A comparative study to estimate the mode I fracture toughness of rocks using several soft computing techniques
Abstract
Fracture toughness is an important phenomenon to reveal the actual strength of fractured
rock materials. It is, therefore, crucial to use the fracture toughness models principally for
simulating the performance of fractured rock medium. In this study, the mode-I fracture
toughness (KIC) was investigated using several soft computing techniques. For this purpose,
an extensive literature survey was carried out to obtain a comprehensive database that
includes simple and widely used mechanical rock parameters such as uniaxial compressive
strength (UCS) and Brazilian tensile strength (BTS).

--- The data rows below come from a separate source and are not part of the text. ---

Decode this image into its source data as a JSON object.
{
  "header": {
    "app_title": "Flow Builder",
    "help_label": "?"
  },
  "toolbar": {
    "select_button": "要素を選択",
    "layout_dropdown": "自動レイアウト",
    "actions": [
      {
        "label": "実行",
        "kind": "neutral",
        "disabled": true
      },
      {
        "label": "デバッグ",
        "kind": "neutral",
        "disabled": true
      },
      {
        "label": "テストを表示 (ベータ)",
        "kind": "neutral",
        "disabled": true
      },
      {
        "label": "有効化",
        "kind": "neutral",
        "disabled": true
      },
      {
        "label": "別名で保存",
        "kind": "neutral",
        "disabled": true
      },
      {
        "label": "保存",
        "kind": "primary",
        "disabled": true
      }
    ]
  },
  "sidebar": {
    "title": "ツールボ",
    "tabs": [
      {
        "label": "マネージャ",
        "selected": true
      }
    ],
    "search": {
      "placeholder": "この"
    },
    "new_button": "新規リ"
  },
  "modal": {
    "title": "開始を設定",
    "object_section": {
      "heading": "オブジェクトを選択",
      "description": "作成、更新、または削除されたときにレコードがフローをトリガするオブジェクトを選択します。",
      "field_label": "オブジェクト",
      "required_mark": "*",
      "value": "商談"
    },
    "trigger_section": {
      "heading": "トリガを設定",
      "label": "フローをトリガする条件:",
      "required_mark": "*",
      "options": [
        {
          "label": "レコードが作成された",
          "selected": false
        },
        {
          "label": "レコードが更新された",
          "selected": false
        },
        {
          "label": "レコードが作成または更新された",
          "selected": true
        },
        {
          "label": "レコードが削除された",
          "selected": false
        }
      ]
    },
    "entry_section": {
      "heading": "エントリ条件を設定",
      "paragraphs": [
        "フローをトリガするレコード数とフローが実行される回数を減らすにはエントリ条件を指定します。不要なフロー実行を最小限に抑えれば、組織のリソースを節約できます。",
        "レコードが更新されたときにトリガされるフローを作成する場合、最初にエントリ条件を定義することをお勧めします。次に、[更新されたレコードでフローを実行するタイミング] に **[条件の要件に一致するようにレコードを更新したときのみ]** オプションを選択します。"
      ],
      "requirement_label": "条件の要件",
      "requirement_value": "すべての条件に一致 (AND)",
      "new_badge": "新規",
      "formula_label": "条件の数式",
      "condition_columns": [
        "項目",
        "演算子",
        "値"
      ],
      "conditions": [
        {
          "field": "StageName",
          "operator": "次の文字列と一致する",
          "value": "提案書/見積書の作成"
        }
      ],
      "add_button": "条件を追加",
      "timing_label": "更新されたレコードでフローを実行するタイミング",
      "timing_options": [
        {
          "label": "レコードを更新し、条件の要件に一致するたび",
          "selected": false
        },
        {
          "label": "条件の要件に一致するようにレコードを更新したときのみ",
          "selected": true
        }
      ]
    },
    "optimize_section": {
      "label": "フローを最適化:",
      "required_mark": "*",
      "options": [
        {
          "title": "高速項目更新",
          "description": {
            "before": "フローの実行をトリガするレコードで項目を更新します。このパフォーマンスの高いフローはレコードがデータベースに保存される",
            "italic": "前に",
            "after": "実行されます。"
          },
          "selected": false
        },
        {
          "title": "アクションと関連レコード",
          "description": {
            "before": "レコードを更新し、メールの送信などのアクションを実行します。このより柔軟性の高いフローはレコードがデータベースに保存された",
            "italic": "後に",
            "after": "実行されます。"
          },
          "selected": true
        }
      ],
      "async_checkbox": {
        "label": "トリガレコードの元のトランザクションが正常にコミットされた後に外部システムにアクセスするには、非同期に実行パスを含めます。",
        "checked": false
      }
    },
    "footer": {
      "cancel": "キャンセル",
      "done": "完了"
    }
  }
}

Several soft computing techniques such
as artificial neural network (ANN), adaptive neuro-fuzzy inference system (ANFIS), gene
expression programming (GEP), and multivariate adaptive regression spline (MARS) were
attempted to reveal the availability of these methods to estimate the KIC. Among these
techniques, it was determined that ANN presents the best prediction capability. The
correlation of determination value (R2) for the proposed ANN model is 0.90, showing its
relative success. In this manner, the present study can be declared a case study, indicating the
applicability of several soft computing techniques for the evaluation of KIC. However, the
number of samples for different rock types should be increased to improve the established
predictive models in future studies.